Il poliziotto continuava a tenere stretto l’uomo per il
colletto e il sangue
del Giaguaro si spandeva piano sul terreno coperto di erba incolta.
«Allora? Cos’è questa esitazione? Paura?
Forza! Tanto non ti dirò dove Gehlen
tiene tua figlia, non lo dirò nemmeno sotto tortura. Quindi
forza, sparami. Ho
ucciso due persone, ti ho minacciato, ho spedito il tuo amichetto in
prigione,
ho fatto rapire tua figlia... che aspetti? Spara. Uccidimi. Dimostrami
di non
essere vigliacco. Su...».
Semir mollò il colletto dell’uomo e si
alzò in piedi continuandolo a tenere
sotto tiro.
«Dai... Io in fondo sono l’artefice di tutto. Non
è così? Io sono il Giaguaro...
e anche tua figlia morirà a
causa mia... a causa mia...».
«Bastardo...».
«Cosa credi, Gerkhan? Che Gehlen la risparmierà?
La tua adorabile bambina è
condannata a morte, ad una morte molto dolorosa. E io non ti
dirò dove si
trova. Morirà a causa mia...».
Semir aumentò ancora di poco la pressione sopra al grilletto
mentre lacrime
calde minacciavano di tradire la sua sicurezza.
Odiava quell’uomo, lo odiava con tutto se stesso.
Era un mostro, solo un mostro...
Ancora una lieve, lievissima pressione su quel grilletto.

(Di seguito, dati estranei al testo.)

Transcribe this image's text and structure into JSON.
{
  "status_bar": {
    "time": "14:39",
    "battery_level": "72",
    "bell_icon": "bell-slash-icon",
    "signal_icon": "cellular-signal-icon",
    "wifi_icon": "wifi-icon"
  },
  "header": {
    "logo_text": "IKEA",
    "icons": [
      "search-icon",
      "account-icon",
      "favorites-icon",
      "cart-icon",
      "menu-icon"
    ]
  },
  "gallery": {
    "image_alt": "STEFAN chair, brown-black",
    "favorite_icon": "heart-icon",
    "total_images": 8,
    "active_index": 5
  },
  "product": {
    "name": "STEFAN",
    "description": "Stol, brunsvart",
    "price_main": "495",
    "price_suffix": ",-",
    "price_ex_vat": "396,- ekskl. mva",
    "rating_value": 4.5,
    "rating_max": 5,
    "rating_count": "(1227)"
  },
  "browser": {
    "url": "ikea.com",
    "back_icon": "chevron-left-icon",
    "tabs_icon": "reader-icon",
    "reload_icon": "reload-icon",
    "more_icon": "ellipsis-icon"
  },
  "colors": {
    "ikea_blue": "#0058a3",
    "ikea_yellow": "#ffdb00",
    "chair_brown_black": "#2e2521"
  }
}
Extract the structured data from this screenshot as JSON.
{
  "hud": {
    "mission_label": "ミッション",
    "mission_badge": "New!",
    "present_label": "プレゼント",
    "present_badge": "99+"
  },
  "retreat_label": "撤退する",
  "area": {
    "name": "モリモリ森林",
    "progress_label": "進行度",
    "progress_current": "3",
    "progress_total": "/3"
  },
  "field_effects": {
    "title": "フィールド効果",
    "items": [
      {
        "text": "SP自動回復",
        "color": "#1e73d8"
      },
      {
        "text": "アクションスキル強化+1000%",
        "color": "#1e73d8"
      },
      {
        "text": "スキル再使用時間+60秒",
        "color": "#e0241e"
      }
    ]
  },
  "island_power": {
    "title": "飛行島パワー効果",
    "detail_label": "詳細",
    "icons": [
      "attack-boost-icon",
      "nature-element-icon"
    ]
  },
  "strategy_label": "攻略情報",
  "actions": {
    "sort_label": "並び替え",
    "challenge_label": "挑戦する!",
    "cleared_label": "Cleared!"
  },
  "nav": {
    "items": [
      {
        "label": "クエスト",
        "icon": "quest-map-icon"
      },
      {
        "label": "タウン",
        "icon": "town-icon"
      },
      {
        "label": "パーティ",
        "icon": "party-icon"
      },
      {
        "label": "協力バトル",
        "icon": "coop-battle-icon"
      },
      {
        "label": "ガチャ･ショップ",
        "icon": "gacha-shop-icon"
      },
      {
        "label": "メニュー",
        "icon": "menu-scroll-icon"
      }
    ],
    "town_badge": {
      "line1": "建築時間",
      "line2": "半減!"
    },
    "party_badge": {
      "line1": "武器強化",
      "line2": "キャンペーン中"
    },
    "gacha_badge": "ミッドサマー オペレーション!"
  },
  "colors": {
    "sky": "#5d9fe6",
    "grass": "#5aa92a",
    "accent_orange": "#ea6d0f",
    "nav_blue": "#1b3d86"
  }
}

«Gerkhan!» fece la voce della Kruger
all’improvviso alle sue spalle «Gerkhan,
fermo, non spari!».
«Capo, se ne vada!» gridò
l’ispettore continuando a stringere la pistola.
Hoffman rise ancora, divertito, continuando però a
contorcersi a terra per il
dolore provocato dalla ferita.
«Proprio come pensavo... non hai un briciolo di fegato,
Gerkhan. Non sei
nemmeno in grado di uccidere l’uomo che fino a poco fa
speravi di poter avere
tra le mani...».
«Semir, non lo ascolti!» fece ancora il commissario
«Dia retta a me, metta via
la pistola.».
«Così debole... che peccato...».
«Lei non è un assassino!».
«Che peccato...».
«Gerkhan, la prego!».
«Ora basta!» gridò Semir, ammutolendo
sia il Giaguaro sia la Kruger.
Strinse il pugno della mano libera conficcando le unghie sul proprio
palmo fino
a farsi male.
Strinse il calcio della pistola con quanta forza aveva in corpo.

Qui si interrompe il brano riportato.